At the first IPC Alpine Skiing World Cup event in the 2008/2009 ski season, which was held at La Molina in Spain, Boira finished fourth overall. At the February 2009 IPC Alpine Skiing World Championships, while skiing with Anzar, he finished sixth in the Super Combined event. In March 2009, with guide Aznar, he competed at the European Cup Alpine skiing for the Disabled. He finished first in the slalom event. He finished fifth in the giant slalom, seventh in Super G and eighth in Super Combined. Overall, the pair finished fourth with 475 points. In November 2009, he attended an event in Madrid organised by Programa de Alto Rendimiento Paralímpico (Programa ARPA) as part of the preparation for the Vancouver Games. Following this, he participated in additional team training at the Centro de Tecnificación de La Cerdanya (Girona). At the 2010 World Cup Alpine skiing for Disabled in Abtenau, Austria, he and his guide finished seventh in the slalom following a first run where they were in the sixth position and a second run where they in the seventh position. He was unable to compete in the Super Combined event because it was cancelled. He then competed with guide Suñé in the third round of the European Cup later in January 2010 at La Molina in Spain. He won a gold medal in the slalom event. At the final event of the 2009/2010 World Cup season, an event held in March 2010 in Aspen, Colorado, he finished sixth in one event with a time of 1:15.57. He finished fifth in the Super Combined.

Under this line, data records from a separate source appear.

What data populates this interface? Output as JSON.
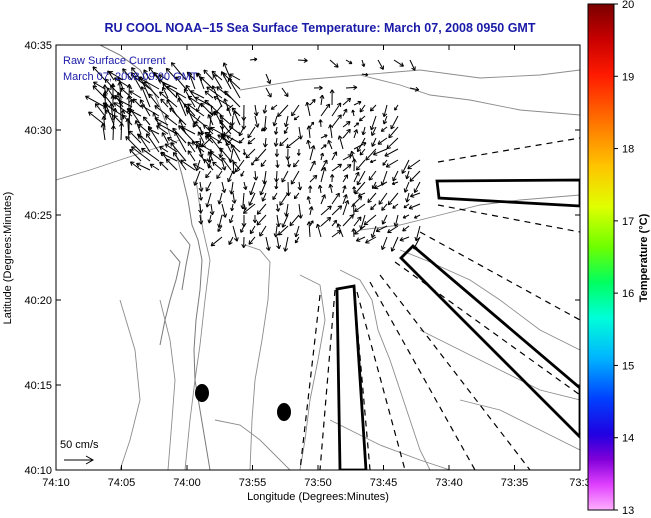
{
  "title": "RU COOL  NOAA–15  Sea Surface Temperature:  March 07, 2008 0950 GMT",
  "legend": {
    "line1": "Raw Surface Current",
    "line2": "March 07, 2008 09:00 GMT"
  },
  "scale_label": "50 cm/s",
  "xlabel": "Longitude (Degrees:Minutes)",
  "ylabel": "Latitude (Degrees:Minutes)",
  "x_ticks": [
    "74:10",
    "74:05",
    "74:00",
    "73:55",
    "73:50",
    "73:45",
    "73:40",
    "73:35",
    "73:3"
  ],
  "y_ticks": [
    "40:35",
    "40:30",
    "40:25",
    "40:20",
    "40:15",
    "40:10"
  ],
  "colorbar": {
    "label": "Temperature (°C)",
    "ticks": [
      "20",
      "19",
      "18",
      "17",
      "16",
      "15",
      "14",
      "13"
    ],
    "range": [
      13,
      20
    ]
  },
  "colors": {
    "title": "#1a1aa8",
    "legend": "#1a1aa8",
    "land": "#ffffff",
    "contour": "#8c8c8c"
  }
}
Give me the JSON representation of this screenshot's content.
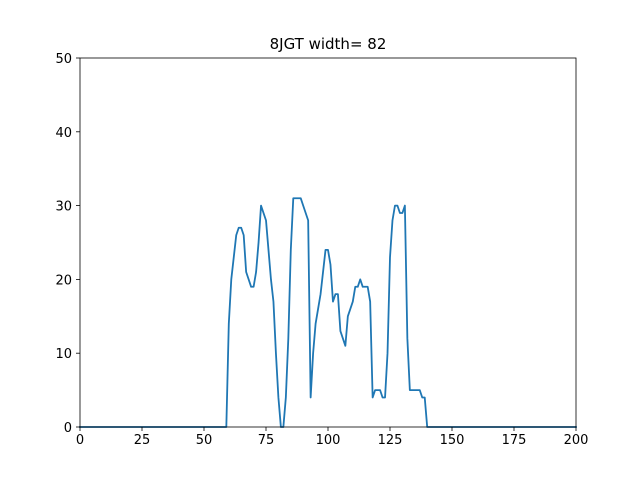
{
  "chart_data": {
    "type": "line",
    "title": "8JGT width= 82",
    "xlabel": "",
    "ylabel": "",
    "xlim": [
      0,
      200
    ],
    "ylim": [
      0,
      50
    ],
    "x_ticks": [
      "0",
      "25",
      "50",
      "75",
      "100",
      "125",
      "150",
      "175",
      "200"
    ],
    "y_ticks": [
      "0",
      "10",
      "20",
      "30",
      "40",
      "50"
    ],
    "grid": false,
    "series": [
      {
        "color": "#1f77b4",
        "x": [
          0,
          59,
          60,
          61,
          62,
          63,
          64,
          65,
          66,
          67,
          68,
          69,
          70,
          71,
          72,
          73,
          74,
          75,
          76,
          77,
          78,
          79,
          80,
          81,
          82,
          83,
          84,
          85,
          86,
          87,
          88,
          89,
          90,
          91,
          92,
          93,
          94,
          95,
          96,
          97,
          98,
          99,
          100,
          101,
          102,
          103,
          104,
          105,
          106,
          107,
          108,
          109,
          110,
          111,
          112,
          113,
          114,
          115,
          116,
          117,
          118,
          119,
          120,
          121,
          122,
          123,
          124,
          125,
          126,
          127,
          128,
          129,
          130,
          131,
          132,
          133,
          134,
          135,
          136,
          137,
          138,
          139,
          140,
          141,
          142,
          200
        ],
        "y": [
          0,
          0,
          14,
          20,
          23,
          26,
          27,
          27,
          26,
          21,
          20,
          19,
          19,
          21,
          25,
          30,
          29,
          28,
          24,
          20,
          17,
          10,
          4,
          0,
          0,
          4,
          12,
          24,
          31,
          31,
          31,
          31,
          30,
          29,
          28,
          4,
          10,
          14,
          16,
          18,
          21,
          24,
          24,
          22,
          17,
          18,
          18,
          13,
          12,
          11,
          15,
          16,
          17,
          19,
          19,
          20,
          19,
          19,
          19,
          17,
          4,
          5,
          5,
          5,
          4,
          4,
          10,
          23,
          28,
          30,
          30,
          29,
          29,
          30,
          12,
          5,
          5,
          5,
          5,
          5,
          4,
          4,
          0,
          0,
          0,
          0
        ]
      }
    ]
  }
}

This was the last major event before the 2010 Games. He came into the Aspen World Cup event with 220 World Cup points, ranking ninth in the competition with Suñé as his guide.

Before departing for 2010 Winter Paralympics in Vancouver, Boira participated in a departure ceremony attended by State Secretary for Sport Jaime Lissavetzky, secretary general of Social Policy Francisco Moza, the President of the Spanish Paralympic Committee Miguel Carballeda, and managing director of the Spanish Paralympic Committee Alberto Jofre. The whole Spanish team arrived in Whistler ahead of the 2010 Games by 7 February. Skier and guide shared a room in the Paralympic Village during the Games. Fog in Vancouver resulted in a change in scheduling for his ski events. He finished in last place in the super giant race after he fell in one of his runs. Following the Games, the Spanish Paralympic team attended a welcome back celebration at the ONCE Foundation that was also attended by Infanta Elena, Duchess of Lugo.

Boira participated in the Spanish national championships from 5 to 7 April 2010, which was organised by the Federación Española de Deportes de Personas con Discapacidad Física, Federación Española de Deportes para Paralíticos Cerebrales and Federación Española de Deportes para Ciegos. The Super Giant event is not his specialty.